Supertext: The textbook that changed my life

March 2, 2001

When I began to study psychology back in 1972, it was still very much a "rats and stats" subject. There were other topics of course - I vividly remember those exciting early lectures on visual illusions. But conditioning, psychometrics and behavioural methodologies were dominant, and the big debate concerned B. F. Skinner's just-published Beyond Freedom and Dignity.

There was, however, a paradigm shift gathering momentum. The humanistic school of Carl Rogers was making an impact; Henri Tajfel and others were transforming social psychology, in Europe at least; and the efforts of J. S. Bruner and others were beginning to mature into what ultimately became known as psychology's cognitive revolution. In my first few years in psychology, though, these alternatives were disconnected islands of knowledge in a sea of behaviourism and neurological experimentation. Or so it seemed to me.

Don't get me wrong: I found it fascinating -well, most of it (there were one or two limitations to the excitement, such as the more arcane permutations of conditioning theory). But the psychology of learning did not connect with the psychology of memory. The psychology of vision and the psychology of attention were separate topics. And the idea of the self -of a whole human being somewhere amid all of these disconnected mechanisms - did not seem to have any place at all.

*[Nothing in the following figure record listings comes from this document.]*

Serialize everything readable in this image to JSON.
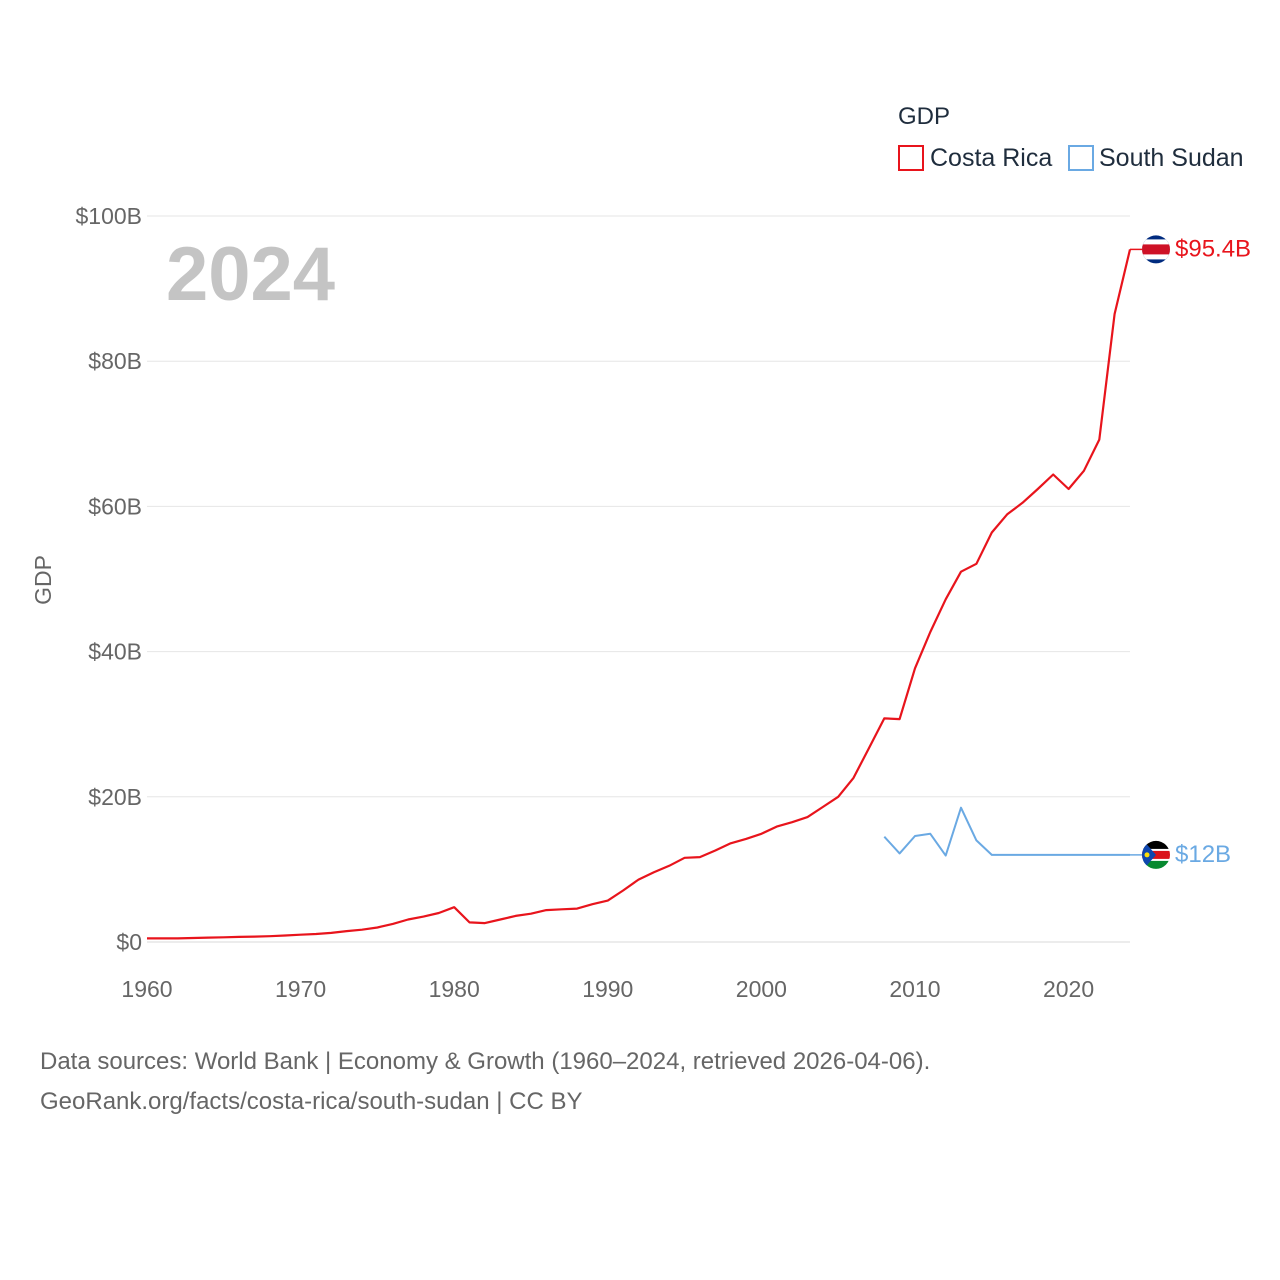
{
  "chart_data": {
    "type": "line",
    "legend_title": "GDP",
    "ylabel": "GDP",
    "year_label": "2024",
    "x_ticks": [
      1960,
      1970,
      1980,
      1990,
      2000,
      2010,
      2020
    ],
    "y_ticks": [
      {
        "value": 0,
        "label": "$0"
      },
      {
        "value": 20,
        "label": "$20B"
      },
      {
        "value": 40,
        "label": "$40B"
      },
      {
        "value": 60,
        "label": "$60B"
      },
      {
        "value": 80,
        "label": "$80B"
      },
      {
        "value": 100,
        "label": "$100B"
      }
    ],
    "xlim": [
      1960,
      2024
    ],
    "ylim": [
      0,
      100
    ],
    "units": "billions USD",
    "series": [
      {
        "name": "Costa Rica",
        "color": "#e8141c",
        "end_label": "$95.4B",
        "flag": "costa-rica-flag-icon",
        "x": [
          1960,
          1961,
          1962,
          1963,
          1964,
          1965,
          1966,
          1967,
          1968,
          1969,
          1970,
          1971,
          1972,
          1973,
          1974,
          1975,
          1976,
          1977,
          1978,
          1979,
          1980,
          1981,
          1982,
          1983,
          1984,
          1985,
          1986,
          1987,
          1988,
          1989,
          1990,
          1991,
          1992,
          1993,
          1994,
          1995,
          1996,
          1997,
          1998,
          1999,
          2000,
          2001,
          2002,
          2003,
          2004,
          2005,
          2006,
          2007,
          2008,
          2009,
          2010,
          2011,
          2012,
          2013,
          2014,
          2015,
          2016,
          2017,
          2018,
          2019,
          2020,
          2021,
          2022,
          2023,
          2024
        ],
        "values": [
          0.5,
          0.5,
          0.5,
          0.55,
          0.6,
          0.65,
          0.7,
          0.75,
          0.8,
          0.9,
          1.0,
          1.1,
          1.25,
          1.5,
          1.7,
          2.0,
          2.5,
          3.1,
          3.5,
          4.0,
          4.8,
          2.7,
          2.6,
          3.1,
          3.6,
          3.9,
          4.4,
          4.5,
          4.6,
          5.2,
          5.7,
          7.1,
          8.6,
          9.6,
          10.5,
          11.6,
          11.7,
          12.6,
          13.6,
          14.2,
          14.9,
          15.9,
          16.5,
          17.2,
          18.6,
          20.0,
          22.6,
          26.7,
          30.8,
          30.7,
          37.7,
          42.7,
          47.2,
          51.0,
          52.1,
          56.4,
          58.9,
          60.5,
          62.4,
          64.4,
          62.4,
          64.9,
          69.2,
          86.5,
          95.4
        ]
      },
      {
        "name": "South Sudan",
        "color": "#6aa9e3",
        "end_label": "$12B",
        "flag": "south-sudan-flag-icon",
        "x": [
          2008,
          2009,
          2010,
          2011,
          2012,
          2013,
          2014,
          2015,
          2016,
          2017,
          2018,
          2019,
          2020,
          2021,
          2022,
          2023,
          2024
        ],
        "values": [
          14.5,
          12.2,
          14.6,
          14.9,
          11.9,
          18.5,
          14.0,
          12.0,
          12.0,
          12.0,
          12.0,
          12.0,
          12.0,
          12.0,
          12.0,
          12.0,
          12.0
        ]
      }
    ]
  },
  "footer": {
    "line1": "Data sources: World Bank | Economy & Growth (1960–2024, retrieved 2026-04-06).",
    "line2": "GeoRank.org/facts/costa-rica/south-sudan | CC BY"
  }
}
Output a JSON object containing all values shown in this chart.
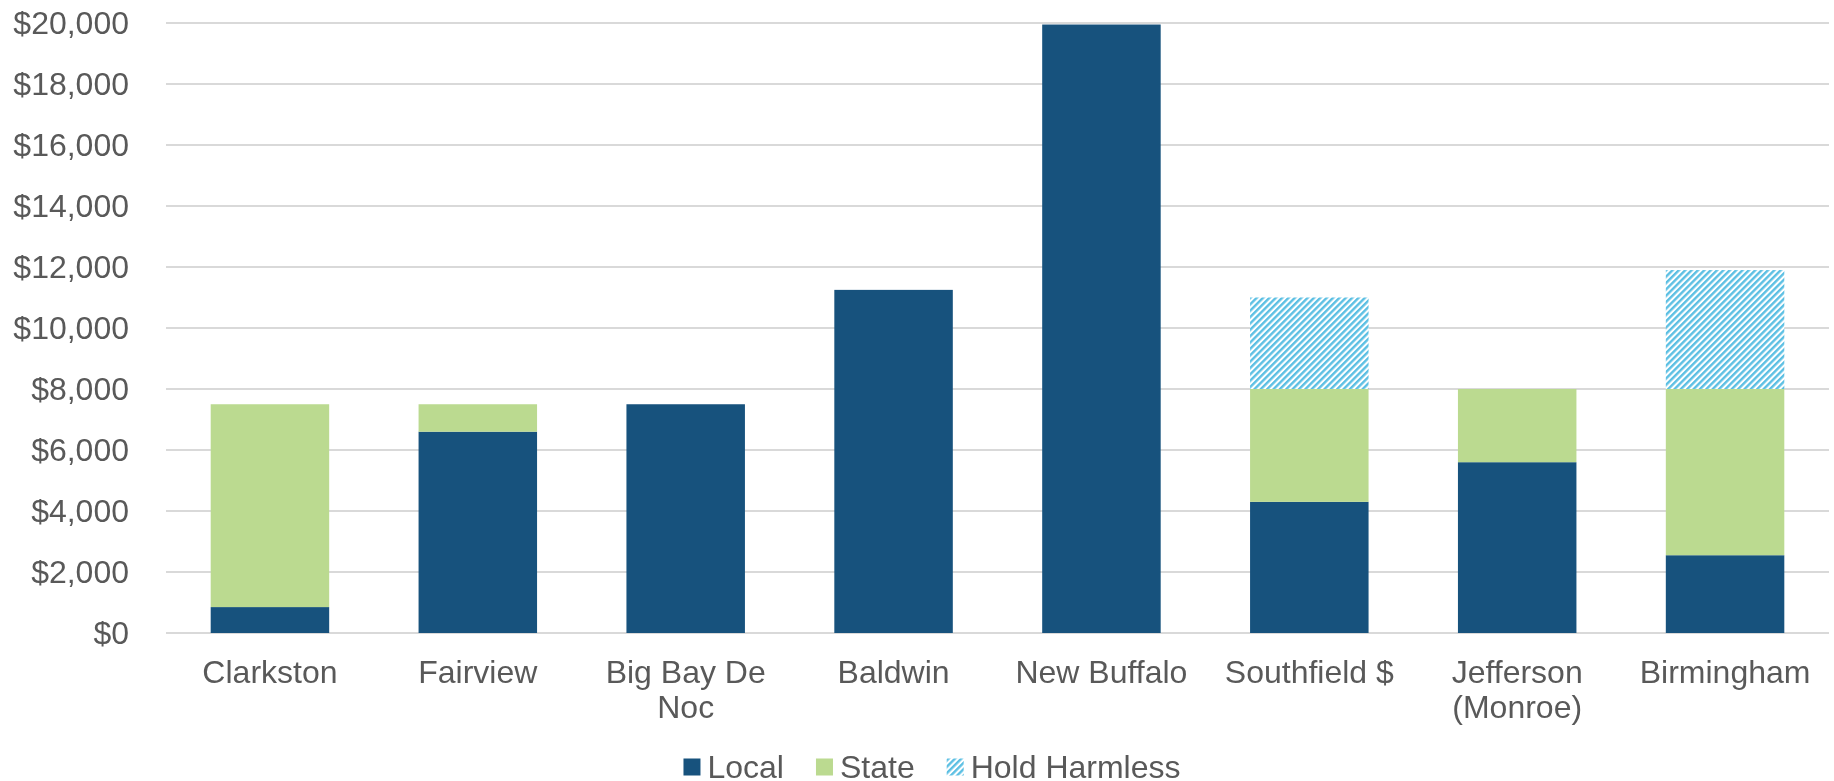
{
  "chart_data": {
    "type": "bar",
    "stacked": true,
    "categories": [
      "Clarkston",
      "Fairview",
      "Big Bay De Noc",
      "Baldwin",
      "New Buffalo",
      "Southfield $",
      "Jefferson (Monroe)",
      "Birmingham"
    ],
    "series": [
      {
        "name": "Local",
        "color": "#17527d",
        "values": [
          850,
          6600,
          7500,
          11250,
          19950,
          4300,
          5600,
          2550
        ]
      },
      {
        "name": "State",
        "color": "#bbda90",
        "values": [
          6650,
          900,
          null,
          null,
          null,
          3700,
          2400,
          5450
        ]
      },
      {
        "name": "Hold Harmless",
        "color": "#5bbfe3",
        "values": [
          null,
          null,
          null,
          null,
          null,
          3000,
          null,
          3900
        ]
      }
    ],
    "ylim": [
      0,
      20000
    ],
    "yticks": [
      {
        "value": 0,
        "label": "$0"
      },
      {
        "value": 2000,
        "label": "$2,000"
      },
      {
        "value": 4000,
        "label": "$4,000"
      },
      {
        "value": 6000,
        "label": "$6,000"
      },
      {
        "value": 8000,
        "label": "$8,000"
      },
      {
        "value": 10000,
        "label": "$10,000"
      },
      {
        "value": 12000,
        "label": "$12,000"
      },
      {
        "value": 14000,
        "label": "$14,000"
      },
      {
        "value": 16000,
        "label": "$16,000"
      },
      {
        "value": 18000,
        "label": "$18,000"
      },
      {
        "value": 20000,
        "label": "$20,000"
      }
    ],
    "grid": "y",
    "legend": "bottom"
  }
}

Ulrich Neisser changed all that. Cognition and Reality: Principles and Implications of Cognitive Psychology brought together diverse bits of psychological knowledge, and synthesised them into a meaningful whole. Neisser took apparently contradictory sets of findings in cognitive psychology and showed how they work together. What seems incompatible makes complete sense when one realises that it is a person doing the cognising and that the person is physically active in their world, and anticipating it.

Neisser showed how the tendency of experimental psychologists to isolate small, discrete aspects of cognition and to ignore context produces anomalies or apparent problems that disappear when context and activity are taken into account. As he remarked: "Most psychologists do not believe in ghosts, but they often experiment with stimuli that appear just as mysteri-ously. This may be a mistake; at the very least, it creates an unusual situation."

The criticism applied to more than cognition. It was a message that transformed my whole approach to psychology. Neisser was not throwing these data away: his synthesis brought a huge number of research findings into contact with everyday observations. He also brought together findings from across psychology, not just from cognitive research. And he did so with a scholarly rigour that has been an inspiration for me ever since.

Nicky Hayes lectures in social psychology at the University of Bradford.